The Washington PostDemocracy Dies in Darkness

It’s been 263 days since Hillary Clinton last held a press conference. That’s a dangerous precedent.

August 24, 2016 at 12:19 p.m. EDT
Hillary Clinton (Yana Paskova for The Washington Post)

Robby Mook, Hillary Clinton's campaign manager, appeared on "Morning Joe" on Wednesday morning.
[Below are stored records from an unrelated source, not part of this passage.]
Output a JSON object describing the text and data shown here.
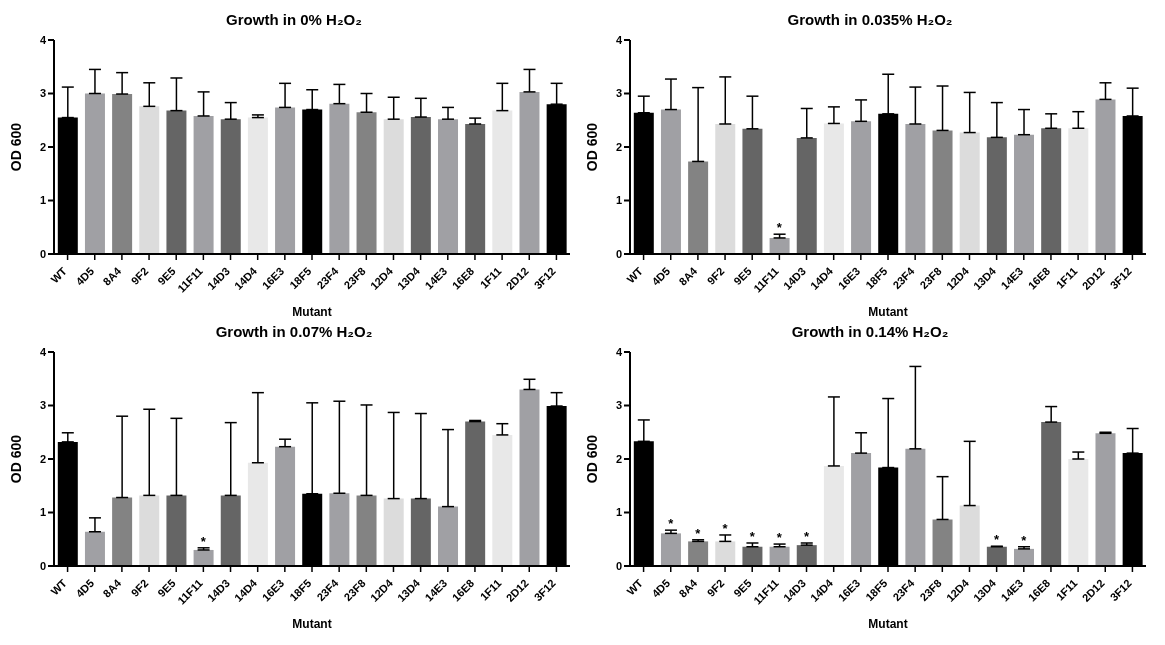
{
  "chart_data": [
    {
      "type": "bar",
      "title": "Growth in 0% H₂O₂",
      "xlabel": "Mutant",
      "ylabel": "OD 600",
      "categories": [
        "WT",
        "4D5",
        "8A4",
        "9F2",
        "9E5",
        "11F11",
        "14D3",
        "14D4",
        "16E3",
        "18F5",
        "23F4",
        "23F8",
        "12D4",
        "13D4",
        "14E3",
        "16E8",
        "1F11",
        "2D12",
        "3F12"
      ],
      "values": [
        2.55,
        3.0,
        2.99,
        2.76,
        2.68,
        2.58,
        2.52,
        2.55,
        2.74,
        2.7,
        2.81,
        2.65,
        2.52,
        2.56,
        2.52,
        2.43,
        2.68,
        3.03,
        2.8
      ],
      "errors": [
        [
          2.55,
          3.12
        ],
        [
          3.0,
          3.45
        ],
        [
          2.99,
          3.39
        ],
        [
          2.76,
          3.2
        ],
        [
          2.68,
          3.29
        ],
        [
          2.58,
          3.03
        ],
        [
          2.52,
          2.83
        ],
        [
          2.55,
          2.6
        ],
        [
          2.74,
          3.19
        ],
        [
          2.7,
          3.07
        ],
        [
          2.81,
          3.17
        ],
        [
          2.65,
          3.0
        ],
        [
          2.52,
          2.93
        ],
        [
          2.56,
          2.91
        ],
        [
          2.52,
          2.74
        ],
        [
          2.43,
          2.54
        ],
        [
          2.68,
          3.19
        ],
        [
          3.03,
          3.45
        ],
        [
          2.8,
          3.19
        ]
      ],
      "colors": [
        "#000000",
        "#a0a0a4",
        "#838383",
        "#dcdcdc",
        "#656565",
        "#a0a0a4",
        "#656565",
        "#e8e8e8",
        "#a0a0a4",
        "#000000",
        "#a0a0a4",
        "#838383",
        "#dcdcdc",
        "#656565",
        "#a0a0a4",
        "#656565",
        "#e8e8e8",
        "#a0a0a4",
        "#000000"
      ],
      "ylim": [
        0,
        4
      ],
      "yticks": [
        0,
        1,
        2,
        3,
        4
      ]
    },
    {
      "type": "bar",
      "title": "Growth in 0.035% H₂O₂",
      "xlabel": "Mutant",
      "ylabel": "OD 600",
      "categories": [
        "WT",
        "4D5",
        "8A4",
        "9F2",
        "9E5",
        "11F11",
        "14D3",
        "14D4",
        "16E3",
        "18F5",
        "23F4",
        "23F8",
        "12D4",
        "13D4",
        "14E3",
        "16E8",
        "1F11",
        "2D12",
        "3F12"
      ],
      "values": [
        2.64,
        2.7,
        1.73,
        2.43,
        2.34,
        0.3,
        2.17,
        2.44,
        2.48,
        2.62,
        2.43,
        2.31,
        2.27,
        2.18,
        2.23,
        2.35,
        2.35,
        2.89,
        2.58
      ],
      "errors": [
        [
          2.64,
          2.95
        ],
        [
          2.7,
          3.27
        ],
        [
          1.73,
          3.11
        ],
        [
          2.43,
          3.31
        ],
        [
          2.34,
          2.95
        ],
        [
          0.3,
          0.37
        ],
        [
          2.17,
          2.72
        ],
        [
          2.44,
          2.75
        ],
        [
          2.48,
          2.88
        ],
        [
          2.62,
          3.36
        ],
        [
          2.43,
          3.12
        ],
        [
          2.31,
          3.14
        ],
        [
          2.27,
          3.02
        ],
        [
          2.18,
          2.83
        ],
        [
          2.23,
          2.7
        ],
        [
          2.35,
          2.62
        ],
        [
          2.35,
          2.66
        ],
        [
          2.89,
          3.2
        ],
        [
          2.58,
          3.1
        ]
      ],
      "colors": [
        "#000000",
        "#a0a0a4",
        "#838383",
        "#dcdcdc",
        "#656565",
        "#a0a0a4",
        "#656565",
        "#e8e8e8",
        "#a0a0a4",
        "#000000",
        "#a0a0a4",
        "#838383",
        "#dcdcdc",
        "#656565",
        "#a0a0a4",
        "#656565",
        "#e8e8e8",
        "#a0a0a4",
        "#000000"
      ],
      "annotations": [
        {
          "text": "*",
          "x": "11F11",
          "y": 0.37
        }
      ],
      "ylim": [
        0,
        4
      ],
      "yticks": [
        0,
        1,
        2,
        3,
        4
      ]
    },
    {
      "type": "bar",
      "title": "Growth in 0.07% H₂O₂",
      "xlabel": "Mutant",
      "ylabel": "OD 600",
      "categories": [
        "WT",
        "4D5",
        "8A4",
        "9F2",
        "9E5",
        "11F11",
        "14D3",
        "14D4",
        "16E3",
        "18F5",
        "23F4",
        "23F8",
        "12D4",
        "13D4",
        "14E3",
        "16E8",
        "1F11",
        "2D12",
        "3F12"
      ],
      "values": [
        2.32,
        0.64,
        1.28,
        1.32,
        1.32,
        0.3,
        1.32,
        1.93,
        2.23,
        1.35,
        1.36,
        1.32,
        1.26,
        1.26,
        1.11,
        2.7,
        2.45,
        3.3,
        2.99
      ],
      "errors": [
        [
          2.32,
          2.49
        ],
        [
          0.64,
          0.9
        ],
        [
          1.28,
          2.8
        ],
        [
          1.32,
          2.93
        ],
        [
          1.32,
          2.76
        ],
        [
          0.3,
          0.34
        ],
        [
          1.32,
          2.68
        ],
        [
          1.93,
          3.24
        ],
        [
          2.23,
          2.37
        ],
        [
          1.35,
          3.05
        ],
        [
          1.36,
          3.08
        ],
        [
          1.32,
          3.01
        ],
        [
          1.26,
          2.87
        ],
        [
          1.26,
          2.85
        ],
        [
          1.11,
          2.55
        ],
        [
          2.7,
          2.72
        ],
        [
          2.45,
          2.66
        ],
        [
          3.3,
          3.49
        ],
        [
          2.99,
          3.24
        ]
      ],
      "colors": [
        "#000000",
        "#a0a0a4",
        "#838383",
        "#dcdcdc",
        "#656565",
        "#a0a0a4",
        "#656565",
        "#e8e8e8",
        "#a0a0a4",
        "#000000",
        "#a0a0a4",
        "#838383",
        "#dcdcdc",
        "#656565",
        "#a0a0a4",
        "#656565",
        "#e8e8e8",
        "#a0a0a4",
        "#000000"
      ],
      "annotations": [
        {
          "text": "*",
          "x": "11F11",
          "y": 0.34
        }
      ],
      "ylim": [
        0,
        4
      ],
      "yticks": [
        0,
        1,
        2,
        3,
        4
      ]
    },
    {
      "type": "bar",
      "title": "Growth in 0.14% H₂O₂",
      "xlabel": "Mutant",
      "ylabel": "OD 600",
      "categories": [
        "WT",
        "4D5",
        "8A4",
        "9F2",
        "9E5",
        "11F11",
        "14D3",
        "14D4",
        "16E3",
        "18F5",
        "23F4",
        "23F8",
        "12D4",
        "13D4",
        "14E3",
        "16E8",
        "1F11",
        "2D12",
        "3F12"
      ],
      "values": [
        2.33,
        0.61,
        0.46,
        0.46,
        0.36,
        0.36,
        0.39,
        1.87,
        2.11,
        1.84,
        2.19,
        0.87,
        1.13,
        0.36,
        0.32,
        2.69,
        2.0,
        2.48,
        2.11
      ],
      "errors": [
        [
          2.33,
          2.73
        ],
        [
          0.61,
          0.67
        ],
        [
          0.46,
          0.49
        ],
        [
          0.46,
          0.58
        ],
        [
          0.36,
          0.43
        ],
        [
          0.36,
          0.41
        ],
        [
          0.39,
          0.43
        ],
        [
          1.87,
          3.16
        ],
        [
          2.11,
          2.49
        ],
        [
          1.84,
          3.13
        ],
        [
          2.19,
          3.73
        ],
        [
          0.87,
          1.67
        ],
        [
          1.13,
          2.33
        ],
        [
          0.36,
          0.37
        ],
        [
          0.32,
          0.36
        ],
        [
          2.69,
          2.98
        ],
        [
          2.0,
          2.13
        ],
        [
          2.48,
          2.5
        ],
        [
          2.11,
          2.57
        ]
      ],
      "colors": [
        "#000000",
        "#a0a0a4",
        "#838383",
        "#dcdcdc",
        "#656565",
        "#a0a0a4",
        "#656565",
        "#e8e8e8",
        "#a0a0a4",
        "#000000",
        "#a0a0a4",
        "#838383",
        "#dcdcdc",
        "#656565",
        "#a0a0a4",
        "#656565",
        "#e8e8e8",
        "#a0a0a4",
        "#000000"
      ],
      "annotations": [
        {
          "text": "*",
          "x": "4D5",
          "y": 0.67
        },
        {
          "text": "*",
          "x": "8A4",
          "y": 0.49
        },
        {
          "text": "*",
          "x": "9F2",
          "y": 0.58
        },
        {
          "text": "*",
          "x": "9E5",
          "y": 0.43
        },
        {
          "text": "*",
          "x": "11F11",
          "y": 0.41
        },
        {
          "text": "*",
          "x": "14D3",
          "y": 0.43
        },
        {
          "text": "*",
          "x": "13D4",
          "y": 0.37
        },
        {
          "text": "*",
          "x": "14E3",
          "y": 0.36
        }
      ],
      "ylim": [
        0,
        4
      ],
      "yticks": [
        0,
        1,
        2,
        3,
        4
      ]
    }
  ]
}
Former Bush White House communications director Nicolle Wallace asked him about the fact that it had been more than 260 days since the candidate last held a news conference with reporters.  Here's the full exchange:

WALLACE: I used to work on campaigns and — and I would look at this as your candidate's number one vulnerability is the fact that, again, someone as flawed as Donald Trump, she has a double-digit deficit on the question of honesty and trustworthiness.  
Isn't the antidote to this to sit her down today in front of your traveling press corps people like Andrea Mitchell, who certainly can appreciate the contributions of people like Melinda Gates and — and others, and let her take questions until there are no more questions to be answered? 
MOOK:  Well, first of all, Hillary's done over 300 interviews this year alone. 
WALLACE:  I'm not — I didn't talk about — and I know the difference between a three minute ground-ruled interview and a press conference because I — I've put on a couple of each.  But why wouldn't you have her do a press conference today just to — you — you have a perception problem on the question of honesty and trustworthiness, why wouldn't you put her out there to your traveling press corps who knows all the intricacies of sort of the defense you laid out, which is — which is legitimate?  But this is about the perception.
Why wouldn't you put her out there to answer questions that she could certainly handle if — if your defense is true? 
MOOK:  Well, we are — she is out there answering questions. 
WALLACE:  She's going to do a press conference today? 
MOOK:  As I said, she — she's done over 300 interviews this year — and she — she takes questions in a variety of formats and we're going to — we're going to keep looking at that.